FORT Monitoring: Real-Time Mapping of Routing Incidents in the LAC Region

The goal of FORT Monitoring is to provide real-time information on routing security in the region, noted Carolina Caeiro, Development Project Coordinator at LACNIC.

Considered to be one of the pillars of the Internet, the global routing system is under constant pressure and vulnerable to attack. Whether deliberate or accidental, a failure in this system may affect the ability of users and organizations to interconnect.

For years, LACNIC has been working together with other organizations on the deployment of technologies to protect the routing system.

RPKI Deployment. This technology, which is currently in the process of being deployed worldwide and across the region, allows protecting the routing system against a large number of attacks. In order for the routing system to be protected, coverage should continue to increase and be as close to 100% as possible.

According to FORT Monitoring, last month, RPKI deployment for IPv4 prefixes reached 22.3% in the region, while for IPv6 prefixes it totaled 23%. Further details and the evolution of these figures over the past few months are available on the website.

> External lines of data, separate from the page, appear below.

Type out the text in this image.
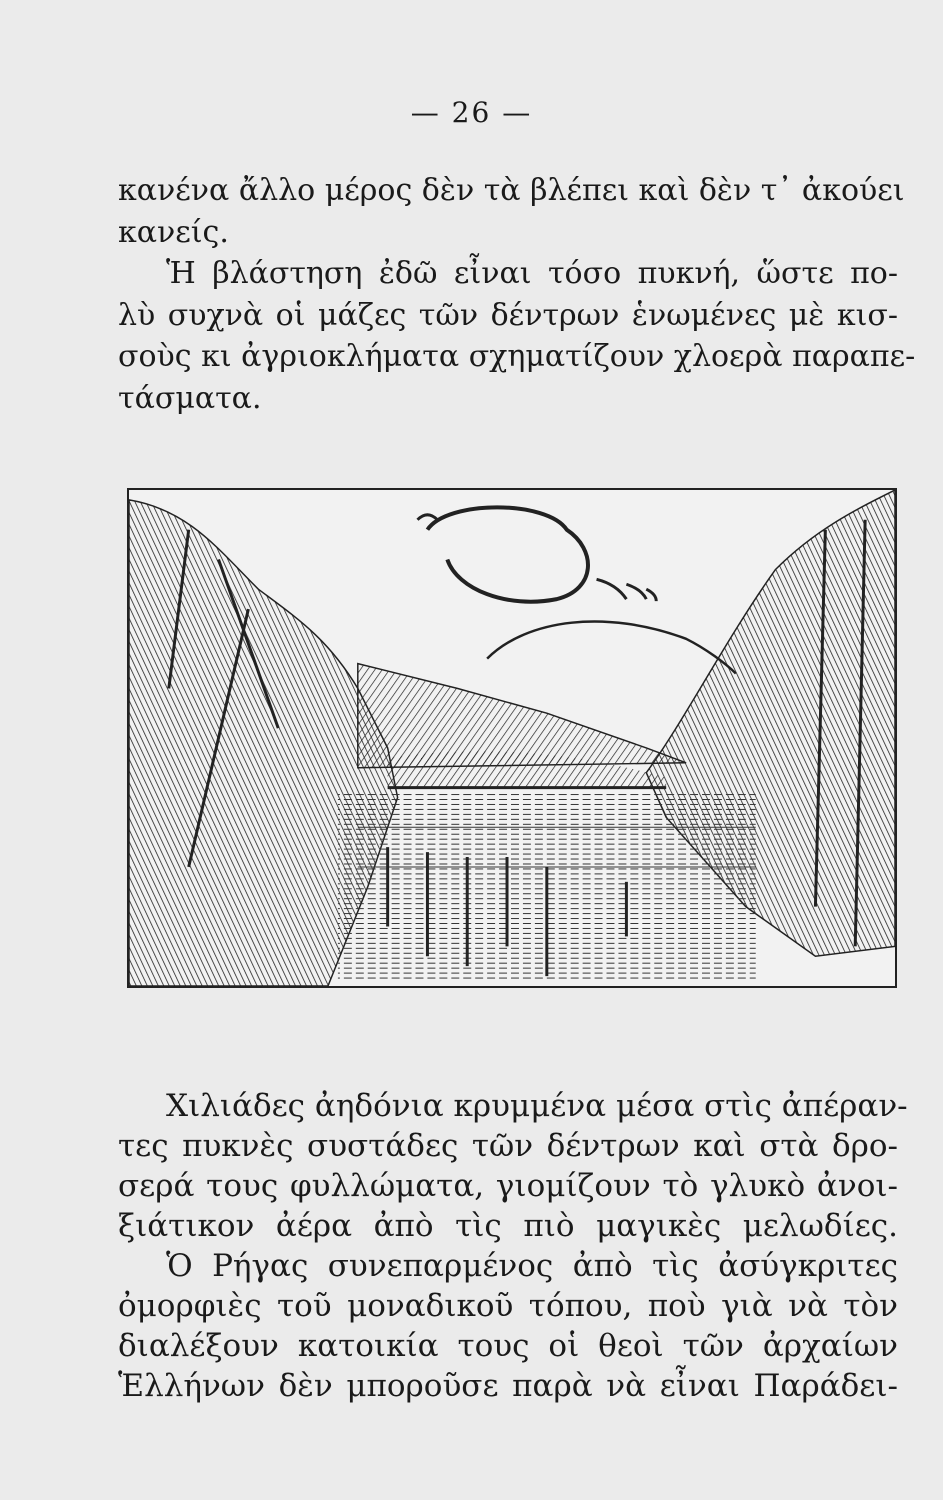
— 26 —
κανένα ἄλλο μέρος δὲν τὰ βλέπει καὶ δὲν τ᾽ ἀκούει
κανείς.
Ἡ βλάστηση ἐδῶ εἶναι τόσο πυκνή, ὥστε πο-
λὺ συχνὰ οἱ μάζες τῶν δέντρων ἑνωμένες μὲ κισ-
σοὺς κι ἀγριοκλήματα σχηματίζουν χλοερὰ παραπε-
τάσματα.
Χιλιάδες ἀηδόνια κρυμμένα μέσα στὶς ἀπέραν-
τες πυκνὲς συστάδες τῶν δέντρων καὶ στὰ δρο-
σερά τους φυλλώματα, γιομίζουν τὸ γλυκὸ ἀνοι-
ξιάτικον ἀέρα ἀπὸ τὶς πιὸ μαγικὲς μελωδίες.
Ὁ Ρήγας συνεπαρμένος ἀπὸ τὶς ἀσύγκριτες
ὀμορφιὲς τοῦ μοναδικοῦ τόπου, ποὺ γιὰ νὰ τὸν
διαλέξουν κατοικία τους οἱ θεοὶ τῶν ἀρχαίων
Ἑλλήνων δὲν μποροῦσε παρὰ νὰ εἶναι Παράδει-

RPKI Validator. BGP origin validation allows verifying the routing announcements made by other operators and is a form of protection against potential alterations in the path followed by Internet traffic. As can be seen in the FORT Monitoring graph that shows the status of prefixes announced via BGP originating in organizations of Latin America and the Caribbean, 20.3.7% of IPv4 prefixes are valid, 77.7% are unprotected and 2% are incorrect or malicious. In the case IPv6 announcements, 21% of prefixes are valid, 77% are unprotected and 2% are incorrect or malicious.

As RPKI deployment advances, it will allow reducing the number of unprotected prefixes and will provide operators with a tool to determine which prefixes on the global routing tables are valid and which are not.